Cependant, à la réflexion, rien de plus naturel. Le Maharajah du Travancore, je le savais, compte dans son peuple environ cinq cent mille sujets chrétiens. Des chrétiens dont les ancêtres avaient ici des églises aux époques où l’Europe était encore païenne : ils se prétendent disciples de saint Thomas, qui serait venu aux Indes vers le milieu du Ier siècle ; plus vraisemblablement, ils sont des nestoriens, arrivés jadis de la Syrie, qui continue de leur envoyer des prêtres ; au moins sont-ils de souche antique et très vénérable, cela ne fait pas discussion. On trouve en outre, dans le nord du Royaume, des juifs émigrés après la seconde destruction du temple de Jérusalem. Et personne ne les a inquiétés jamais, pas plus que les chrétiens, car la tolérance religieuse a été ici de tous les temps, et il n’y a point d’exemple que le sang humain ait coulé sur cette « Terre de Charité ».
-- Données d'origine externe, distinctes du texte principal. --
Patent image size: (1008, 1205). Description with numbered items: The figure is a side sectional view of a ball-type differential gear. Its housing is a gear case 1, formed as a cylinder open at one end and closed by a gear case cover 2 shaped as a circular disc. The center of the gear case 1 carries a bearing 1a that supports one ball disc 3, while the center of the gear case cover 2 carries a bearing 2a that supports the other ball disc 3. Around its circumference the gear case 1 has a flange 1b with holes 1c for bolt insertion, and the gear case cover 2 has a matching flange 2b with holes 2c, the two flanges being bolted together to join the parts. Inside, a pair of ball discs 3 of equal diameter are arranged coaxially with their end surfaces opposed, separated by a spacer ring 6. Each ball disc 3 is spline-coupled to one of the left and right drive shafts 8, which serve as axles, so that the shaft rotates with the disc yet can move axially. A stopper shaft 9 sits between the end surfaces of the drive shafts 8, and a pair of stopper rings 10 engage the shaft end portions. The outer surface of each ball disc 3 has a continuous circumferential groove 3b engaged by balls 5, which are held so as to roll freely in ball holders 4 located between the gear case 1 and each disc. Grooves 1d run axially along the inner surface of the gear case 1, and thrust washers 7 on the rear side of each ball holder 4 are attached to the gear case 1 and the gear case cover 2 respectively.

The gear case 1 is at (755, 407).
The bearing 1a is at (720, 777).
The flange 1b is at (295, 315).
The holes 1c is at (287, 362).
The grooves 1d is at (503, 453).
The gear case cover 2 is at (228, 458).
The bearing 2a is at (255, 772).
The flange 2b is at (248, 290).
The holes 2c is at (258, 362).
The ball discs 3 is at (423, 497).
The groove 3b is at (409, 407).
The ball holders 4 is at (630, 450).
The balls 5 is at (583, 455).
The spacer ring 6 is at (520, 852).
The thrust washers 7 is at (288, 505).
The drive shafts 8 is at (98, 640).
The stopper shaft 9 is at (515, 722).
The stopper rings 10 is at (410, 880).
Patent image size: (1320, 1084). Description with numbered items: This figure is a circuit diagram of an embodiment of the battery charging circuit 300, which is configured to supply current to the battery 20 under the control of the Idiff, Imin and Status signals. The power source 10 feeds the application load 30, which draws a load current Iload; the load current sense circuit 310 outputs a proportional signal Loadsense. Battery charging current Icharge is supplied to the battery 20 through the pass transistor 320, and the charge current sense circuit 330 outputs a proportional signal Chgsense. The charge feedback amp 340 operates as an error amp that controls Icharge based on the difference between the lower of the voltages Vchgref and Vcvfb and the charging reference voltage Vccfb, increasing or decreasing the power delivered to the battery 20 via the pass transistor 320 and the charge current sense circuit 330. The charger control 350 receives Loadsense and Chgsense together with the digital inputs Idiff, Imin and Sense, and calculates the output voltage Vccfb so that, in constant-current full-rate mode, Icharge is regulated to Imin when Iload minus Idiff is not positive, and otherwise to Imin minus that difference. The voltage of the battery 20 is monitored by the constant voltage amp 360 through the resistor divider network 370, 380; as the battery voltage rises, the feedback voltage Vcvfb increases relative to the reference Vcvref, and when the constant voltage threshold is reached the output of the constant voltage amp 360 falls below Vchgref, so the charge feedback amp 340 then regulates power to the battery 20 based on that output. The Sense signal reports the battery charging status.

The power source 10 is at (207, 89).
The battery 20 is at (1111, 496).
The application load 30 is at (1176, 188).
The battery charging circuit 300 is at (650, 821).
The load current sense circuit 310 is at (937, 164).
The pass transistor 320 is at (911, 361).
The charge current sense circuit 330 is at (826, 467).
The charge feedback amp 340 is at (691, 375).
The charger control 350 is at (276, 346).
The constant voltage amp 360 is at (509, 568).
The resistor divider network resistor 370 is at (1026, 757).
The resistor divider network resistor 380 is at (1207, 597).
Ils trottent toujours, nos zébus. Sur le soir, le soleil se voile ; l’air s’emplit, comme à Ceylan, d’humidité équatoriale. Les cocotiers, amis des pluies chaudes, dominent de plus en plus, à l’exclusion des autres arbres ; nous sommes entrés maintenant sous cette voûte infinie de palmes, de grandes plumes magnifiques, qui maintient éternellement dans la nuit verte toute la rive occidentale de l’Inde, toute la côte du Malabar, sur une longueur de plusieurs centaines de lieues. Et, comme nous passons au pied des contreforts de la chaîne des Ghâts, notre ciel s’encombre de cimes rocheuses, de forêts suspendues, de lourdes nuées d’orage.

Après quatre heures de secousses, rythmées au trot de nos zébus, quand devient intolérable la lassitude d’être étendu, je me glisse hors du sarcophage, par la petite lucarne de l’avant, pour aller m’asseoir un moment sur le timon, à côté de mon cocher en posture de singe. La lumière du jour a déjà beaucoup baissé ; sous ces nuages et sous ces palmes, c’est le commencement du crépuscule.